Both options also include a free trial* with no committal to purchase for those wanting to ‘try before you buy’.
*ElasticSearch free trial unavailable on Enterprise Subscription.
ElasticSearch vs Hadoop: Scalability
The potential for scalability is one of Hadoop’s primary benefits – it is designed to scale from single servers up to thousands of machines. The option of this extensive scalability (both vertical and horizontal) effectively removes the limits of how much data can be stored through distributed processing of large data sets across multiple computer clusters.

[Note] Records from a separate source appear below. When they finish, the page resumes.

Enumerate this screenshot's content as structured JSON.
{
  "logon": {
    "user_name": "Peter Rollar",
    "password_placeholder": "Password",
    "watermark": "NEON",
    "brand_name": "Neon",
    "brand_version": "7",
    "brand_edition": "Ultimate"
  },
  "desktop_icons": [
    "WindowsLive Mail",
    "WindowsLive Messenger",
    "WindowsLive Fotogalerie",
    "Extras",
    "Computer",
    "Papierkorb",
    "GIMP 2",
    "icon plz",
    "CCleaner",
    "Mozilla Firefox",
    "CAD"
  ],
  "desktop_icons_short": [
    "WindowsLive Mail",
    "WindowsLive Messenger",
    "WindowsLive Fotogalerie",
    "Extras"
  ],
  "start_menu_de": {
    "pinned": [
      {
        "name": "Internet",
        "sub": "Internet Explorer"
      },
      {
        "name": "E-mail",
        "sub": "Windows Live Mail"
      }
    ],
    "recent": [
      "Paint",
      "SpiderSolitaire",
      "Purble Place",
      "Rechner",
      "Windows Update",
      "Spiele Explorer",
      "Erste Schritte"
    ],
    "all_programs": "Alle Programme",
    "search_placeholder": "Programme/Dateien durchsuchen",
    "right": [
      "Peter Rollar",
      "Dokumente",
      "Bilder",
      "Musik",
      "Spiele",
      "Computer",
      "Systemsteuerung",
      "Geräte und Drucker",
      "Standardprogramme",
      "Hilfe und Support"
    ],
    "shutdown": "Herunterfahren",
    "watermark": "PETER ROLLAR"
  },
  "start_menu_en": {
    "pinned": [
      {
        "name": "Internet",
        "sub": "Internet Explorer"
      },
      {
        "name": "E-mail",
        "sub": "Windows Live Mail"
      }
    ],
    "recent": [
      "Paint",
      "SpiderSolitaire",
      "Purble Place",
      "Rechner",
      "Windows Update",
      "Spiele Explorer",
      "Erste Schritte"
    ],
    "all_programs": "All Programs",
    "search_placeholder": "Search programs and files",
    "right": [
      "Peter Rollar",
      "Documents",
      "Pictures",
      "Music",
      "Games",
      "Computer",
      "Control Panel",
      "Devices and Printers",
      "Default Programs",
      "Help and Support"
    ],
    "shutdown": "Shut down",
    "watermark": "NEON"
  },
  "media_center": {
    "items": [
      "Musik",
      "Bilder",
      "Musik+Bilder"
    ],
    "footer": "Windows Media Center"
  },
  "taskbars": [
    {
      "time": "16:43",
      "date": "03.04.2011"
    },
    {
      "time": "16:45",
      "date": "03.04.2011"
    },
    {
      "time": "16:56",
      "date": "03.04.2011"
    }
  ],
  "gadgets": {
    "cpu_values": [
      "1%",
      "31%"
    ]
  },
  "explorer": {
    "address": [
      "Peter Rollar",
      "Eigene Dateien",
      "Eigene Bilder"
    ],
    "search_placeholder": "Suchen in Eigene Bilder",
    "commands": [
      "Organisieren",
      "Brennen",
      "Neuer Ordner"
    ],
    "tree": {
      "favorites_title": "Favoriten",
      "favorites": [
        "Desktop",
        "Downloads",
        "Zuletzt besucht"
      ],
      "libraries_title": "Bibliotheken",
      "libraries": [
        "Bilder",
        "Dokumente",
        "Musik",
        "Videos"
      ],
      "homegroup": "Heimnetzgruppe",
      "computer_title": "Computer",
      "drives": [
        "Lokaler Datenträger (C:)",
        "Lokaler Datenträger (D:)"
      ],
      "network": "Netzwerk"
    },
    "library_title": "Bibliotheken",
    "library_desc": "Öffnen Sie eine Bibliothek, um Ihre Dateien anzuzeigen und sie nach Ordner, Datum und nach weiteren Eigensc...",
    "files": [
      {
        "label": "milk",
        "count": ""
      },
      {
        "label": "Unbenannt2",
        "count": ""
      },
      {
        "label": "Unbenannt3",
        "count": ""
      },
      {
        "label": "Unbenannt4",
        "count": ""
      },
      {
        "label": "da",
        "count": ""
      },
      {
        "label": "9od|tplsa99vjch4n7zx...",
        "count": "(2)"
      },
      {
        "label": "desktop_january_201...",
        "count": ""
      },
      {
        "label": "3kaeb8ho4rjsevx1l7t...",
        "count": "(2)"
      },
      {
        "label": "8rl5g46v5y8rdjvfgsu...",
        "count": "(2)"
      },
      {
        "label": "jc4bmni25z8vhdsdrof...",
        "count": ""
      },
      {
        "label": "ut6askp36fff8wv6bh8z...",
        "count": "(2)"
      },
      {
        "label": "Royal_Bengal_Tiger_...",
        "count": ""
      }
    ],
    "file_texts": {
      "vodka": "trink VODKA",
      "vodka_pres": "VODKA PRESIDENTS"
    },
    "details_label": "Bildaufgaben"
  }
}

ElasticSearch also offers scalability options -with a horizontal scaling design meaning the capacity of a cluster can be increased through adding more nodes rather than through a vertical scaling model where larger machines are required. However, scalability in ElasticSearch can be more issue-prone when compared to Hadoop and set up can be time-consuming. One problem for ElasticSearch in terms of scalability is index size – where overly large indexes can cause problems for clusters.
Whilst Hadoop’s impressive capacity for vast data storage and flexible, almost limitless scalability potential has meant it’s still popular more than a decade after its creation, the system can be considered slightly ‘old fashioned’ in 2020 with several of it’s more modern alternatives outperforming it in many aspects.
ElasticSearch, despite lacking in scalability capabilities and being more suited to the storage of smaller data sets, is far superior as an analytics and search tool as well as being more accessible and easier-to-use for a wider range of developers thanks to its multi-language capabilities.
Other Alternatives to Hadoop
For users still looking to utilise the positive features of Hadoop without its drawbacks, Hadoop offers other programs that can fill these gaps’
Regularly used alongside Hadoop, but also available as an alternative, Apache’s Spark serves as a high-speed analytics engine, with advanced machine learning and econometrics features built-in. Like Hadoop, Spark is suited to processing large scale data sets but offers increased efficiency and can run workloads up to 100 x faster than Hadoop.
Built on Apache Spark, DataBricks serves as an open-source, managed, cloud-native analytics platform that offers a unified data and AI platform. When used along with Spark, DataBricks adds productive data science at scale and reliable data pipelines.